In yet another sign that the US economy has finally turned around, the overall jobless rate in the Unites States has continued to sink. While this is old news when it comes to states like Texas, Nebraska, or North Dakota, what is really eye-catching is the trend in states like California. You have to understand that for the longest time during this current economic recovery, California has largely been exempt. Its unemployment rate is much higher than the national average. While it is nowhere close the record high unemployment in Nevada, it is still quite bad. In fact, Nevada, Arizona, and California tend to have unemployment rates within a tight range.
Well, the good news is that the unemployment rates in these crucial South Western states have started trending downwards. California now has a 6.7% unemployment rate while Nevada has a 7.1% unemployment rate. While these are nothing to write home about compared to the national average of 5.5%, they are definitely a marked improvement from previous unemployment levels. This leaves us with an inescapable conclusion that, at least when it comes to employment, the economic picture is definitely getting brighter.

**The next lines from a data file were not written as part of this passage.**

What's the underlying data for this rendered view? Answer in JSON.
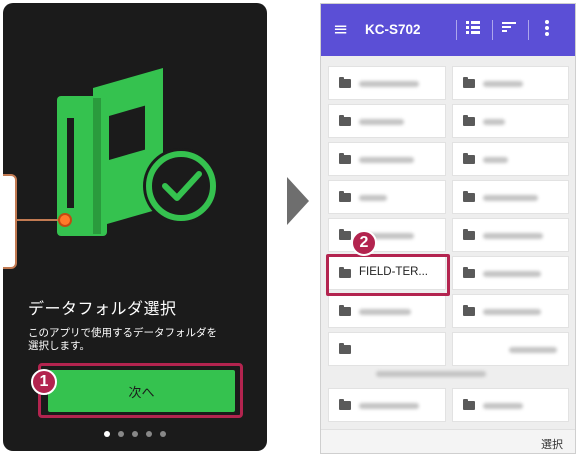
{
  "onboarding": {
    "title": "データフォルダ選択",
    "description_line1": "このアプリで使用するデータフォルダを",
    "description_line2": "選択します。",
    "next_button": "次へ",
    "page_count": 5,
    "current_page": 1,
    "step_badge": "1",
    "illustration": "folder-books-checkmark-icon",
    "accent_color": "#35c24f"
  },
  "folder_picker": {
    "toolbar": {
      "title": "KC-S702",
      "color": "#5b4fd6",
      "icons": [
        "menu-icon",
        "list-view-icon",
        "sort-icon",
        "more-vert-icon"
      ]
    },
    "step_badge": "2",
    "selected_folder": "FIELD-TER...",
    "select_button": "選択",
    "highlight_color": "#b3244f"
  },
  "transition_arrow": "arrow-right-icon"
}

However, it is still worth noting that part of the reason why the unemployment rate is dropping across the board is that a record number of Americans, in fact, more than a 30-year high number of Americans, is no longer looking for work. For some reason or another, they just have stopped looking for work, and this has artificially decreased the unemployment rate. A lot of demographers are now resigned to the fact that this may be a long-term trend. We may need to take out that qualifier “artificial” and say that this is the real unemployment rate.

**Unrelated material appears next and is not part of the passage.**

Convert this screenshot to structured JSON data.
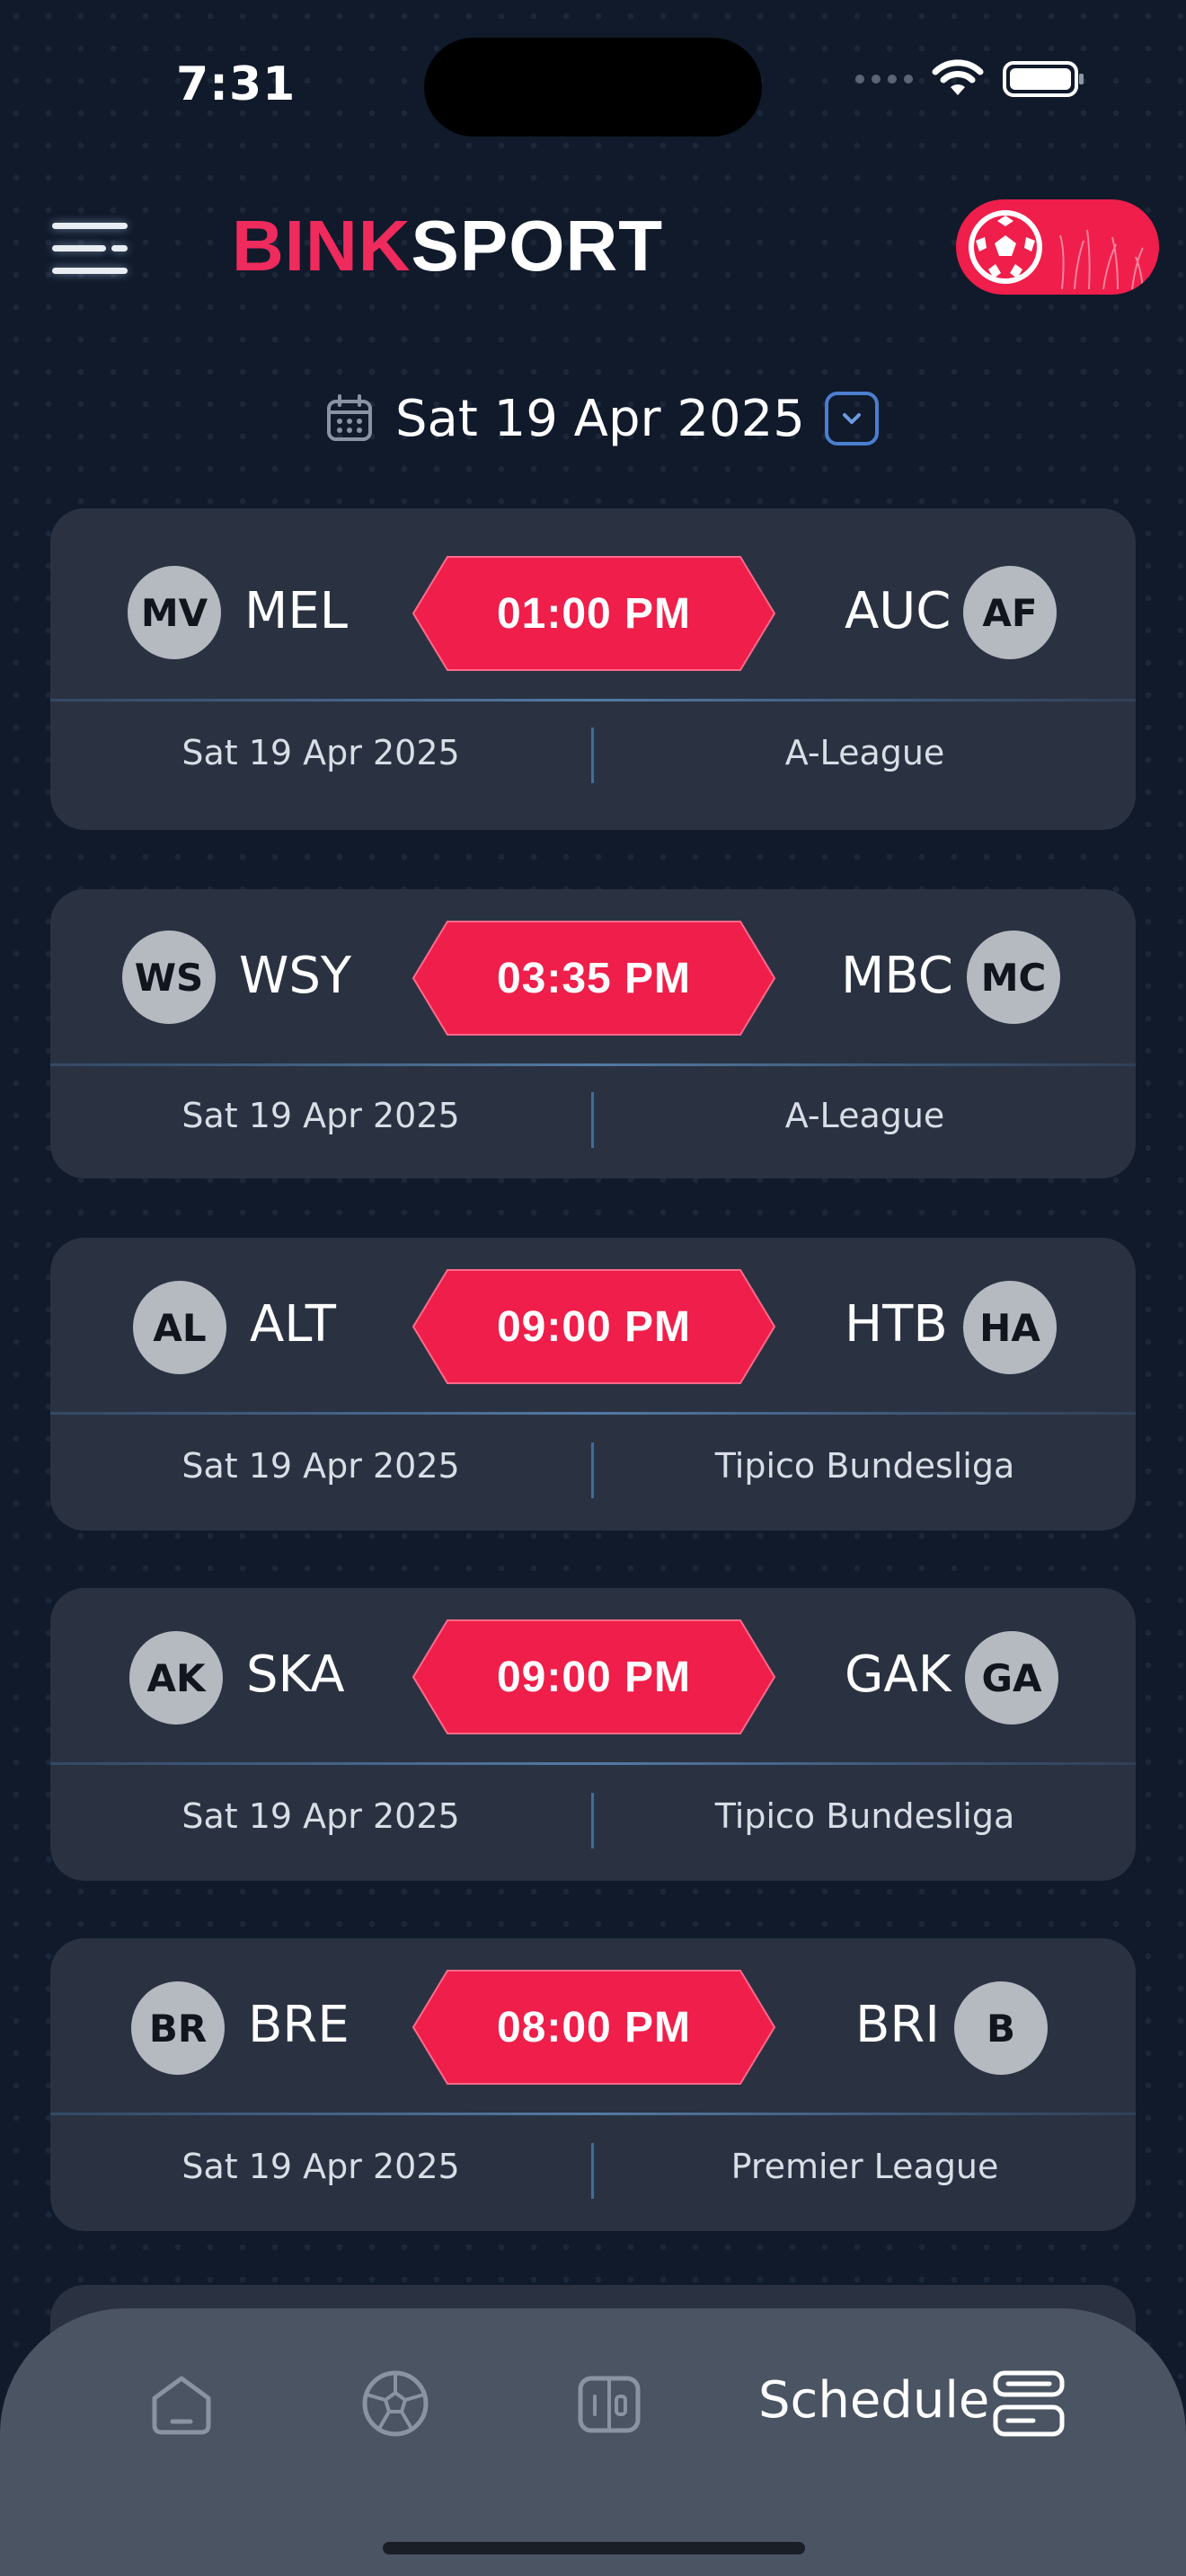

Regardless, the big danger after this is what impact this would have on wages. If the labor pool shrinks dramatically enough because there is a huge chunk of people who are not looking for jobs and those who are employable already have jobs, the labor pool might shrink to such a degree that wages would start rising. While normally, rising wages are a good thing especially on the consumer side, this can definitely be a very bad thing when it comes to stock prices as well as inflation rates and, ultimately, the economic recovery itself.